SpaceX is developing a launch vehicle dubbed the Falcon 9 that it intends to use to compete for business launching satellites built for the U.S. government.
Lockheed Martin and Boeing have insisted that by combining their Atlas and Delta businesses they will be able to reduce the cost of meeting the national security and civil expendable launch vehicle needs of the U.S. government.
The FTC press release made clear the commission's concerns about competition, saying the joint venture would violate antitrust laws and "is likely to cause significant anticompetitive harm." But the FTC said the Pentagon concluded that "the unique national security benefits from the joint venture would exceed any anticompetitive harm."
The FTC release also said the Pentagon believed that "ULA will improve launch vehicle reliability through a single work force that will benefit from an increased launch tempo and because ULA will integrate Boeing's and Lockheed Martin's complementary technologies."
The Pentagon made clear its support for the deal in spite of any reduction in competition. "The merger between Lockheed Martin and Boeing presents very unique national security benefits that, in the department's analysis, clearly outweighs the loss of competition. For that reason, we have concluded that the joint venture offers advantages over the status quo," Pentagon spokeswoman Cheryl Irwin said Oct. 3.
Boeing spokesman Dan Beck said the company "expects that the remaining requirements will be successfully resolved to enable the transaction to be completed and ULA operations to begin."

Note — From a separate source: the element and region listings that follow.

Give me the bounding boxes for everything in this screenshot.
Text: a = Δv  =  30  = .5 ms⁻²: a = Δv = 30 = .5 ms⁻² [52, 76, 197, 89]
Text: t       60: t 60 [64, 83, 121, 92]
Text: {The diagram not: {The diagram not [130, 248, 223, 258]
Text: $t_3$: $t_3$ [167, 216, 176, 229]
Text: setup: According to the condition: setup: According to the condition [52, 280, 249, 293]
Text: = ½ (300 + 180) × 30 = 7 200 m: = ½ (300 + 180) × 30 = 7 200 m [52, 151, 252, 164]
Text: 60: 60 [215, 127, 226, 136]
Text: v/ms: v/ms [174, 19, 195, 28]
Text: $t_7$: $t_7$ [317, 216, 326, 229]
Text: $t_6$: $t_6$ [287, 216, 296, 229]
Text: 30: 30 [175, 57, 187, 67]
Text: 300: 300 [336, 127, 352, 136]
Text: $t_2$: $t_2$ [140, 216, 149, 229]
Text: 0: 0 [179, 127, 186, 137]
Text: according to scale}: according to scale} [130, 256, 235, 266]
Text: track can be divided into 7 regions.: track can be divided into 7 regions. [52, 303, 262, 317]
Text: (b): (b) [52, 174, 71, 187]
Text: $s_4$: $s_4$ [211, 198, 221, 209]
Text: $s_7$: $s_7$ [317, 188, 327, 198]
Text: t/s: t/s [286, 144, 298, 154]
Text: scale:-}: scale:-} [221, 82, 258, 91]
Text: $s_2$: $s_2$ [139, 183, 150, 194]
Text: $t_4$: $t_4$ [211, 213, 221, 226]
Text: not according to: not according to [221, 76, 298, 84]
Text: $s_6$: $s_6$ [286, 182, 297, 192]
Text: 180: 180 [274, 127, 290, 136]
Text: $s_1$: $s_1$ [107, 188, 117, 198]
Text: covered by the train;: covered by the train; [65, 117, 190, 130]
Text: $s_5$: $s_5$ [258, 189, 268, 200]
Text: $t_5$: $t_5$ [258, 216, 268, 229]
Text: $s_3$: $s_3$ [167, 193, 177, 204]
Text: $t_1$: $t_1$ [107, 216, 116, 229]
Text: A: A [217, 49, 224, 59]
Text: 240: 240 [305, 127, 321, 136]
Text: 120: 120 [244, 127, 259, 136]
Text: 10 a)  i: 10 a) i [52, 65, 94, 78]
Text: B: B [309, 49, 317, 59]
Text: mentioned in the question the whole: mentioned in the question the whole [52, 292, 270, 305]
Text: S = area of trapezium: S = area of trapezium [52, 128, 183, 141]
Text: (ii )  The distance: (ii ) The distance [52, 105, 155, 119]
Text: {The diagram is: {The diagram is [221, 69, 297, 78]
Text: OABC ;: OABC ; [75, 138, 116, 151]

A number of hurdles remain to be overcome, Beck said. Boeing and Lockheed still have to go about creating the business, setting up accounting systems and all else that goes with creation of a large company.
"There are some details relating to Buy 3 of EELV [Evolved Expendable Launch Vehicle] that we need to work out with the Air Force, and we are in continual discussions with them on those," Beck said. He declined to elaborate on what those issues were. He added that Boeing hoped to "get this going as quickly as possible."

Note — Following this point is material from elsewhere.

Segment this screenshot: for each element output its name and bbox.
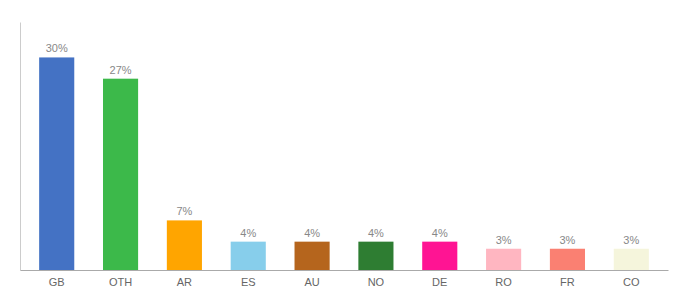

Maj. Regina Winchester, a spokeswoman for the Air Force, said Oct. 3 that EELV Buy 3 was set up to function independently of ULA.
The FTC decision is subject to public comment for 30 days.
The value of each company's investment in the ULA is valued at "more than $530.7 million," the FTC said in its press release.
Once the deal is formally closed Michael Gass, vice president and general manager of Lockheed Martin Space Transportation, will become ULA's president and chief executive officer. Dan Collins, vice president of Boeing Expendable Launch Systems, will serve as chief operating officer. Each company will be able to appoint three directors to a six-member board of directors.
ULA headquarters will be in Denver with most engineering and administrative activities consolidated at Lockheed Martin's Space Systems Company facilities. Major assembly and integration operations will be located primarily at Boeing's manufacturing and assembly facility in Decatur, Ala. As part of the joint venture, the companies' launch facilities at Cape Canaveral Air Force Station in Florida and Vandenberg Air Force Base in California will provide flexibility for meeting launch requirements on East and West coasts.
ULA is expected to have about 3,800 employees at sites in Colorado, Alabama, Florida, California and Texas, according to a Lockheed Martin press release.
Following the closing of ULA, Boeing and Lockheed Martin have agreed to dismiss all civil litigation against each other related to a previous competition for launches under the Air Force EELV program.
Jeremy Singer contributed to this report from Boston.